Nonostante questa lunga storia di pressioni e limitazioni, Panahi ha espresso chiaramente la sua intenzione di tornare in Iran subito dopo la conclusione della promozione del suo nuovo film. “Ho lavorato giorno e notte a questa campagna per oltre tre mesi. Questa sentenza è arrivata in pieno percorso, ma lo porterò a termine e tornerò il prima possibile”, ha detto. It Was Just an Accident racconta la vicenda di un gruppo di ex prigionieri politici che tengono in ostaggio un uomo che credono sia stato il loro torturatore, una storia che secondo il regista affonda le radici nella propria esperienza di detenzione e interrogimento.
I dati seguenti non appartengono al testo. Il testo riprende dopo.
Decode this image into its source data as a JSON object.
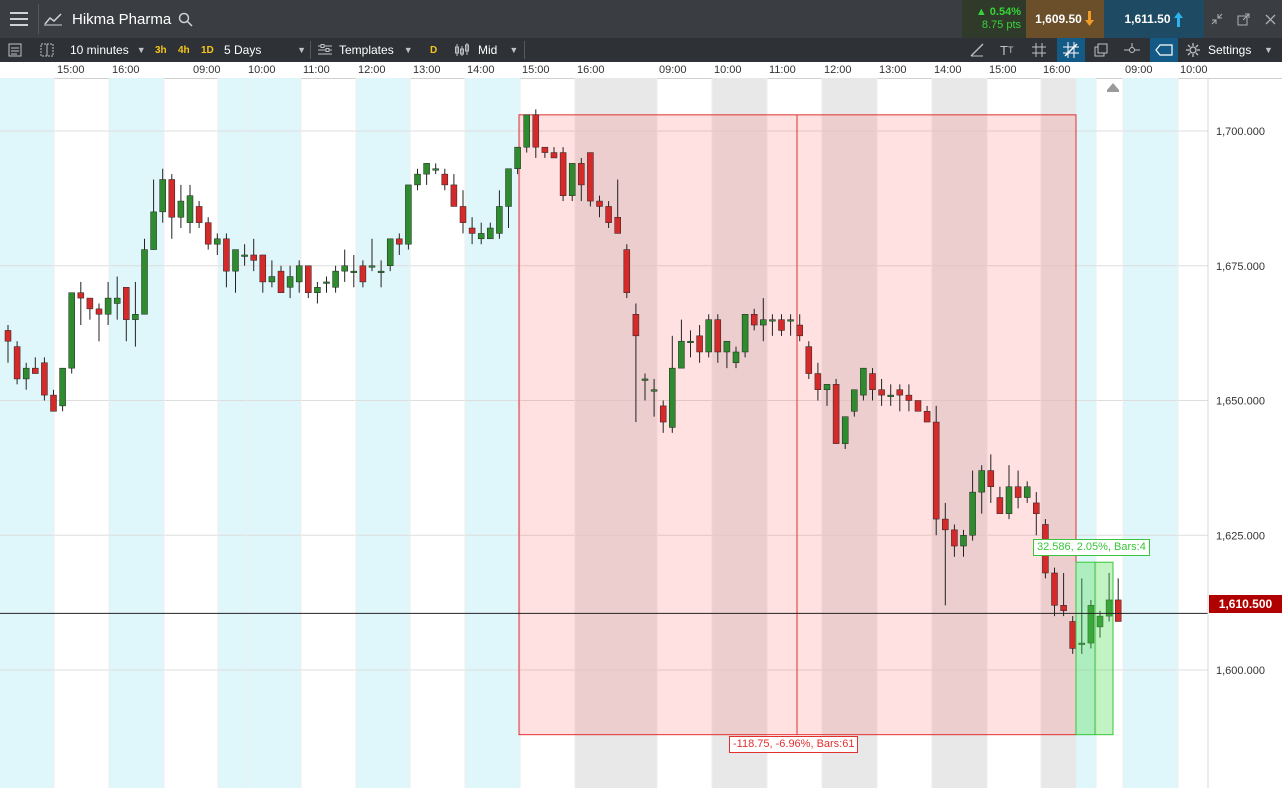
{
  "instrument": {
    "name": "Hikma Pharma"
  },
  "quote": {
    "change_pct": "▲ 0.54%",
    "change_pts": "8.75 pts",
    "bid": "1,609.50",
    "ask": "1,611.50"
  },
  "toolbar": {
    "interval": "10 minutes",
    "quick_3h": "3h",
    "quick_4h": "4h",
    "quick_1d": "1D",
    "period": "5 Days",
    "templates": "Templates",
    "d_badge": "D",
    "price_type": "Mid",
    "settings": "Settings"
  },
  "time_axis": [
    "15:00",
    "16:00",
    "09:00",
    "10:00",
    "11:00",
    "12:00",
    "13:00",
    "14:00",
    "15:00",
    "16:00",
    "09:00",
    "10:00",
    "11:00",
    "12:00",
    "13:00",
    "14:00",
    "15:00",
    "16:00",
    "09:00",
    "10:00"
  ],
  "price_axis": [
    "1,700.000",
    "1,675.000",
    "1,650.000",
    "1,625.000",
    "1,600.000"
  ],
  "current_price": "1,610.500",
  "measurements": {
    "red": "-118.75, -6.96%, Bars:61",
    "green": "32.586, 2.05%, Bars:4"
  },
  "colors": {
    "up": "#2e8b2e",
    "down": "#d42a2a",
    "session_bg": "#dff7fb",
    "measure_red": "#e03030",
    "measure_green": "#39c539",
    "price_tag": "#b00000"
  },
  "chart_data": {
    "type": "candlestick",
    "title": "Hikma Pharma",
    "interval": "10 minutes",
    "ylim": [
      1584,
      1718
    ],
    "y_ticks": [
      1700,
      1675,
      1650,
      1625,
      1600
    ],
    "current_price": 1610.5,
    "candles": [
      [
        1663,
        1664,
        1657,
        1661
      ],
      [
        1660,
        1661,
        1653,
        1654
      ],
      [
        1654,
        1657,
        1652,
        1656
      ],
      [
        1656,
        1658,
        1655,
        1655
      ],
      [
        1657,
        1658,
        1650,
        1651
      ],
      [
        1651,
        1652,
        1648,
        1648
      ],
      [
        1649,
        1656,
        1648,
        1656
      ],
      [
        1656,
        1670,
        1655,
        1670
      ],
      [
        1670,
        1672,
        1664,
        1669
      ],
      [
        1669,
        1669,
        1665,
        1667
      ],
      [
        1667,
        1668,
        1661,
        1666
      ],
      [
        1666,
        1672,
        1664,
        1669
      ],
      [
        1668,
        1673,
        1665,
        1669
      ],
      [
        1671,
        1671,
        1661,
        1665
      ],
      [
        1665,
        1672,
        1660,
        1666
      ],
      [
        1666,
        1680,
        1666,
        1678
      ],
      [
        1678,
        1691,
        1678,
        1685
      ],
      [
        1685,
        1693,
        1683,
        1691
      ],
      [
        1691,
        1692,
        1680,
        1684
      ],
      [
        1684,
        1690,
        1682,
        1687
      ],
      [
        1683,
        1690,
        1681,
        1688
      ],
      [
        1686,
        1687,
        1682,
        1683
      ],
      [
        1683,
        1684,
        1678,
        1679
      ],
      [
        1679,
        1681,
        1677,
        1680
      ],
      [
        1680,
        1681,
        1671,
        1674
      ],
      [
        1674,
        1678,
        1670,
        1678
      ],
      [
        1677,
        1679,
        1675,
        1677
      ],
      [
        1677,
        1680,
        1674,
        1676
      ],
      [
        1677,
        1677,
        1670,
        1672
      ],
      [
        1672,
        1676,
        1671,
        1673
      ],
      [
        1674,
        1675,
        1670,
        1670
      ],
      [
        1671,
        1675,
        1669,
        1673
      ],
      [
        1672,
        1676,
        1670,
        1675
      ],
      [
        1675,
        1675,
        1669,
        1670
      ],
      [
        1670,
        1672,
        1668,
        1671
      ],
      [
        1672,
        1673,
        1670,
        1672
      ],
      [
        1671,
        1675,
        1670,
        1674
      ],
      [
        1674,
        1678,
        1672,
        1675
      ],
      [
        1674,
        1677,
        1671,
        1674
      ],
      [
        1675,
        1676,
        1671,
        1672
      ],
      [
        1675,
        1680,
        1674,
        1675
      ],
      [
        1674,
        1676,
        1671,
        1674
      ],
      [
        1675,
        1680,
        1674,
        1680
      ],
      [
        1680,
        1681,
        1677,
        1679
      ],
      [
        1679,
        1688,
        1678,
        1690
      ],
      [
        1690,
        1693,
        1689,
        1692
      ],
      [
        1692,
        1693,
        1690,
        1694
      ],
      [
        1693,
        1694,
        1692,
        1693
      ],
      [
        1692,
        1693,
        1689,
        1690
      ],
      [
        1690,
        1692,
        1686,
        1686
      ],
      [
        1686,
        1689,
        1681,
        1683
      ],
      [
        1682,
        1684,
        1679,
        1681
      ],
      [
        1680,
        1683,
        1679,
        1681
      ],
      [
        1680,
        1683,
        1680,
        1682
      ],
      [
        1681,
        1689,
        1680,
        1686
      ],
      [
        1686,
        1690,
        1682,
        1693
      ],
      [
        1693,
        1697,
        1692,
        1697
      ],
      [
        1697,
        1703,
        1696,
        1703
      ],
      [
        1703,
        1704,
        1695,
        1697
      ],
      [
        1697,
        1697,
        1695,
        1696
      ],
      [
        1696,
        1697,
        1695,
        1695
      ],
      [
        1696,
        1697,
        1687,
        1688
      ],
      [
        1688,
        1694,
        1687,
        1694
      ],
      [
        1694,
        1695,
        1687,
        1690
      ],
      [
        1696,
        1696,
        1686,
        1687
      ],
      [
        1687,
        1688,
        1684,
        1686
      ],
      [
        1686,
        1687,
        1682,
        1683
      ],
      [
        1684,
        1691,
        1681,
        1681
      ],
      [
        1678,
        1679,
        1669,
        1670
      ],
      [
        1666,
        1668,
        1646,
        1662
      ],
      [
        1654,
        1655,
        1650,
        1654
      ],
      [
        1652,
        1654,
        1647,
        1652
      ],
      [
        1649,
        1650,
        1644,
        1646
      ],
      [
        1645,
        1662,
        1644,
        1656
      ],
      [
        1656,
        1665,
        1656,
        1661
      ],
      [
        1661,
        1663,
        1658,
        1661
      ],
      [
        1662,
        1664,
        1657,
        1659
      ],
      [
        1659,
        1666,
        1658,
        1665
      ],
      [
        1665,
        1666,
        1657,
        1659
      ],
      [
        1659,
        1661,
        1656,
        1661
      ],
      [
        1657,
        1660,
        1656,
        1659
      ],
      [
        1659,
        1666,
        1658,
        1666
      ],
      [
        1666,
        1667,
        1663,
        1664
      ],
      [
        1664,
        1669,
        1661,
        1665
      ],
      [
        1665,
        1666,
        1662,
        1665
      ],
      [
        1665,
        1666,
        1662,
        1663
      ],
      [
        1665,
        1666,
        1662,
        1665
      ],
      [
        1664,
        1666,
        1661,
        1662
      ],
      [
        1660,
        1661,
        1654,
        1655
      ],
      [
        1655,
        1657,
        1650,
        1652
      ],
      [
        1652,
        1653,
        1649,
        1653
      ],
      [
        1653,
        1654,
        1642,
        1642
      ],
      [
        1642,
        1646,
        1641,
        1647
      ],
      [
        1648,
        1652,
        1647,
        1652
      ],
      [
        1651,
        1655,
        1650,
        1656
      ],
      [
        1655,
        1656,
        1650,
        1652
      ],
      [
        1652,
        1654,
        1649,
        1651
      ],
      [
        1651,
        1653,
        1649,
        1651
      ],
      [
        1652,
        1653,
        1648,
        1651
      ],
      [
        1651,
        1653,
        1648,
        1650
      ],
      [
        1650,
        1650,
        1648,
        1648
      ],
      [
        1648,
        1649,
        1646,
        1646
      ],
      [
        1646,
        1649,
        1625,
        1628
      ],
      [
        1628,
        1631,
        1612,
        1626
      ],
      [
        1626,
        1627,
        1621,
        1623
      ],
      [
        1623,
        1626,
        1621,
        1625
      ],
      [
        1625,
        1637,
        1624,
        1633
      ],
      [
        1633,
        1638,
        1629,
        1637
      ],
      [
        1637,
        1640,
        1631,
        1634
      ],
      [
        1632,
        1634,
        1630,
        1629
      ],
      [
        1629,
        1638,
        1628,
        1634
      ],
      [
        1634,
        1637,
        1630,
        1632
      ],
      [
        1632,
        1635,
        1631,
        1634
      ],
      [
        1631,
        1633,
        1625,
        1629
      ],
      [
        1627,
        1628,
        1617,
        1618
      ],
      [
        1618,
        1619,
        1610,
        1612
      ],
      [
        1612,
        1618,
        1610,
        1611
      ],
      [
        1609,
        1610,
        1603,
        1604
      ],
      [
        1605,
        1617,
        1603,
        1605
      ],
      [
        1605,
        1613,
        1604,
        1612
      ],
      [
        1608,
        1611,
        1606,
        1610
      ],
      [
        1610,
        1618,
        1609,
        1613
      ],
      [
        1613,
        1617,
        1609,
        1609
      ]
    ],
    "measure_red": {
      "from": 1703,
      "to": 1588,
      "label": "-118.75, -6.96%, Bars:61"
    },
    "measure_green": {
      "from": 1588,
      "to": 1620,
      "label": "32.586, 2.05%, Bars:4"
    }
  }
}
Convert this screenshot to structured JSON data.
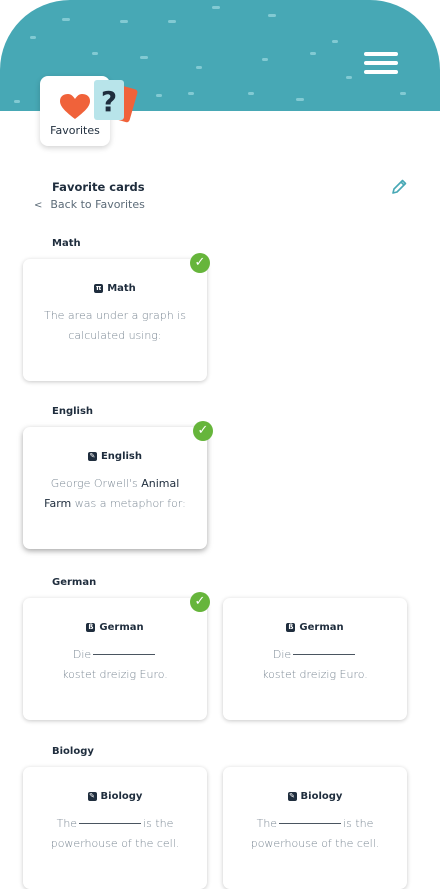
{
  "app": {
    "header_color": "#47a8b5",
    "accent_green": "#66b53b",
    "badge_label": "Favorites",
    "badge_icons": [
      "heart-icon",
      "question-card-icon"
    ]
  },
  "page": {
    "title": "Favorite cards",
    "back_label": "Back to Favorites",
    "edit_icon": "pencil-icon",
    "menu_icon": "hamburger-icon"
  },
  "sections": [
    {
      "name": "Math",
      "cards": [
        {
          "subject": "Math",
          "icon_glyph": "π",
          "question": "The area under a graph is calculated using:",
          "checked": true
        }
      ]
    },
    {
      "name": "English",
      "cards": [
        {
          "subject": "English",
          "icon_glyph": "✎",
          "question_pre": "George Orwell's ",
          "question_bold": "Animal Farm",
          "question_post": " was a metaphor for:",
          "checked": true
        }
      ]
    },
    {
      "name": "German",
      "cards": [
        {
          "subject": "German",
          "icon_glyph": "ß",
          "question_pre": "Die",
          "question_post": "kostet dreizig Euro.",
          "checked": true
        },
        {
          "subject": "German",
          "icon_glyph": "ß",
          "question_pre": "Die",
          "question_post": "kostet dreizig Euro.",
          "checked": false
        }
      ]
    },
    {
      "name": "Biology",
      "cards": [
        {
          "subject": "Biology",
          "icon_glyph": "✎",
          "question_pre": "The",
          "question_mid": "is the",
          "question_post": "powerhouse of the cell.",
          "checked": false
        },
        {
          "subject": "Biology",
          "icon_glyph": "✎",
          "question_pre": "The",
          "question_mid": "is the",
          "question_post": "powerhouse of the cell.",
          "checked": false
        }
      ]
    }
  ]
}
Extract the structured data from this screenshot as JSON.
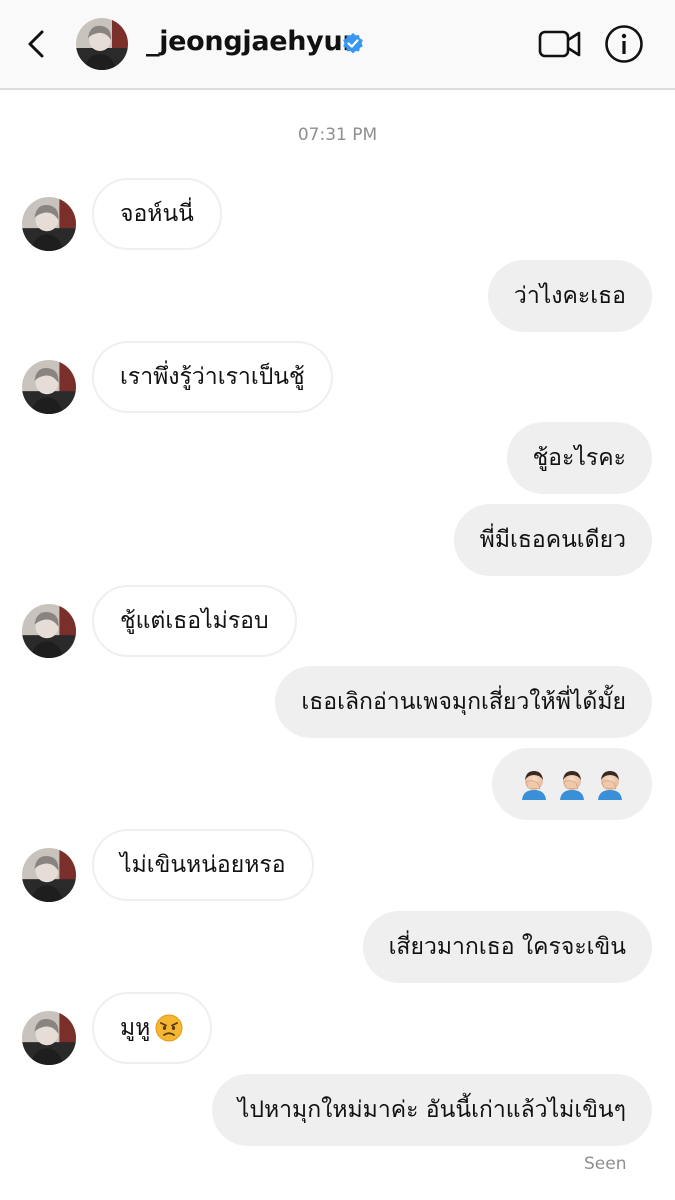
{
  "header": {
    "username": "_jeongjaehyun",
    "verified": true
  },
  "timestamp": "07:31 PM",
  "messages": [
    {
      "from": "them",
      "text": "จอห์นนี่"
    },
    {
      "from": "me",
      "text": "ว่าไงคะเธอ"
    },
    {
      "from": "them",
      "text": "เราพึ่งรู้ว่าเราเป็นชู้"
    },
    {
      "from": "me",
      "text": "ชู้อะไรคะ"
    },
    {
      "from": "me",
      "text": "พี่มีเธอคนเดียว"
    },
    {
      "from": "them",
      "text": "ชู้แต่เธอไม่รอบ"
    },
    {
      "from": "me",
      "text": "เธอเลิกอ่านเพจมุกเสี่ยวให้พี่ได้มั้ย"
    },
    {
      "from": "me",
      "text": "",
      "emoji": "man-facepalming x3"
    },
    {
      "from": "them",
      "text": "ไม่เขินหน่อยหรอ"
    },
    {
      "from": "me",
      "text": "เสี่ยวมากเธอ ใครจะเขิน"
    },
    {
      "from": "them",
      "text": "มูหู",
      "emoji": "angry-face"
    },
    {
      "from": "me",
      "text": "ไปหามุกใหม่มาค่ะ อันนี้เก่าแล้วไม่เขินๆ"
    }
  ],
  "status": "Seen",
  "colors": {
    "header_bg": "#f9f9f9",
    "outgoing_bubble": "#efefef",
    "incoming_border": "#efefef",
    "verified_blue": "#3897f0",
    "muted_text": "#8e8e8e"
  }
}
Concludendo la sua masterclass a Marrakech, Panahi si è rivolto agli studenti di cinema presenti in sala, riflettendo sul ruolo dell’autore e sulla libertà artistica. Ha spiegato che esistono registi che inseguono il pubblico e altri che seguono esclusivamente la propria visione. Chi sceglie questa seconda strada, ha detto, deve sapere che c’è sempre un prezzo da pagare: economico in un Paese occidentale, politico in un Paese come il suo. Lui quel prezzo lo ha accettato. “So che i miei film non piacciono al governo. Ma non è un motivo per non tornare nel mio Paese. Ci tornerò.”

Il pubblico gli ha riservato una lunga standing ovation. It Was Just an Accident verrà presentato al Marrakech Film Festival giovedì.